No logra salir airoso de todos sus retos, que son muchos e importantes, pero sí revela la suficiente entidad para no desaprovechar la ocasión y efectuar una mirada profunda sobre cuestiones tan destacadas en la sociedad actual como la ética del ser humano, la transformación que provoca la guerra en el individuo, la impunidad de la violencia más cruel e inhumana y la venganza como único y último recurso para castigar al supuesto culpable.

Nada más y nada menos, éstos son los referentes argumentales de una película que rebasa las cotas dramáticas más intensas con más que aceptable suerte, confirmando que sus dos directores, Andrés Luque Pérez y Samuel Martín Mateos han subido unos peldaños en el itinerario a la madurez narrativa.

Es más, se deja sentir que este segundo largometraje que firman, tras Agallas, que vimos en 2008 y que versaba sobre el narcotráfico en Galicia, les convierte en profesionales a tener muy en cuenta en un inmediato futuro en nuestro cine. Han sacado un muy buen partido de la interpretación de la actriz colombiana Juana Acosta, que da a vida a María. Con un preámbulo ubicado en Colombia, concretamente en el entorno de un conflicto social permanente que involucra en dicho país a los narcotraficantes, la guerrilla, los paramilitares y las FARC y que genera con terrible asiduidad sucesos terribles saturados de violencia, crueldad y muerte, la película se traslada a renglón seguido a España.

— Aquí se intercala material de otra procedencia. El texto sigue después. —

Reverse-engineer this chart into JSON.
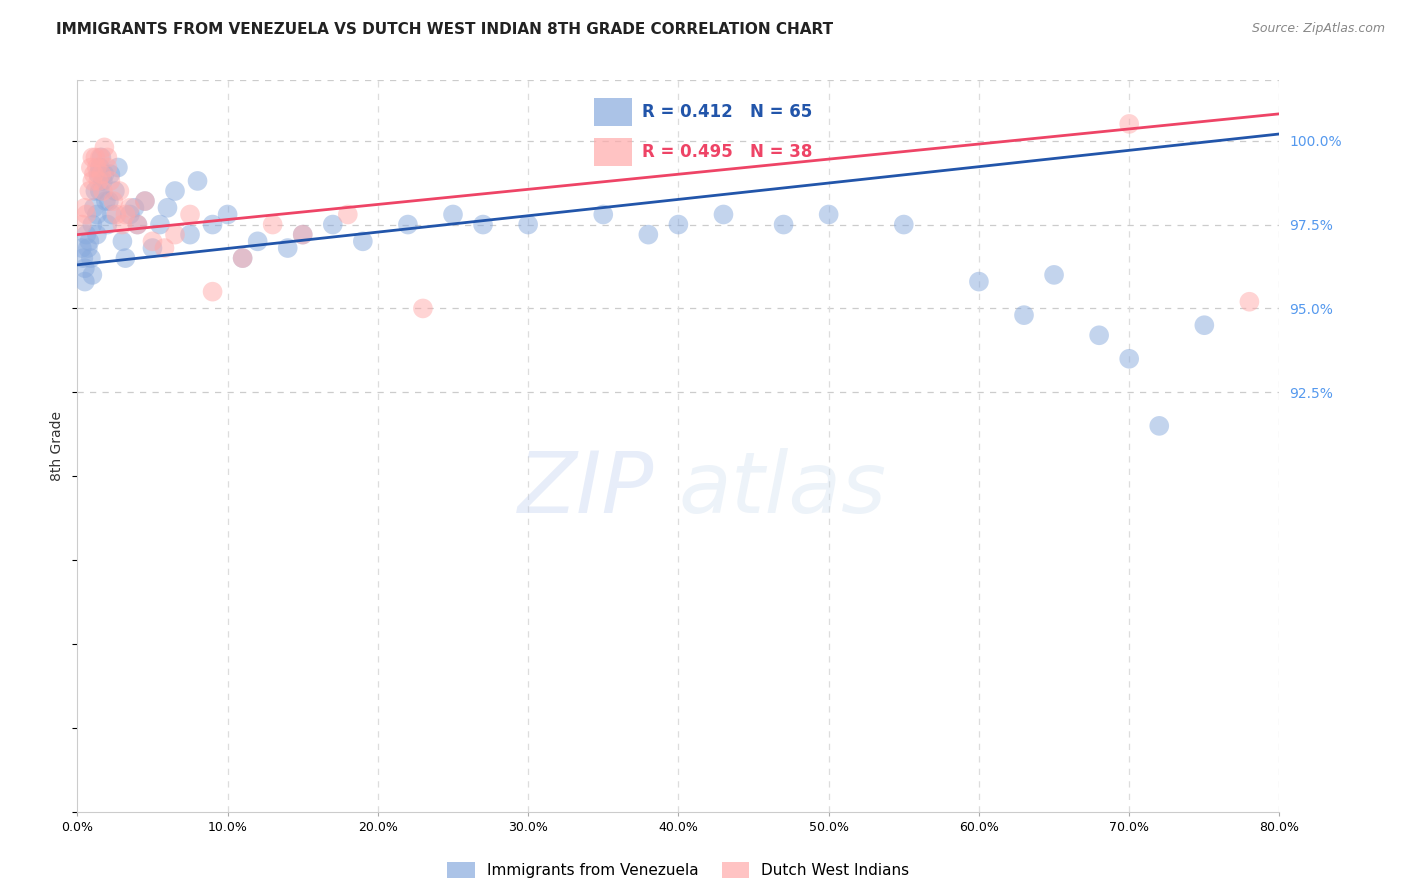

Lo hace de la mano de una madre colombiana, María, y de su hijo pequeño, que llegan a Canarias con la única intención de que ella encuentre el paradero de Iván, un español que colaboró con la guerrilla durante algún tiempo y que puede estar vinculado con un trágico e inhumano suceso acaecido en el país latinoamericano. Una tarea complicada, porque María solo tiene el dato del nombre, ni siquiera del apellido, pero en el que contará con la decisiva colaboración del psicólogo del colegio al que acude su hijo, Gonzalo, que siente por ella bastante más que una mera amistad.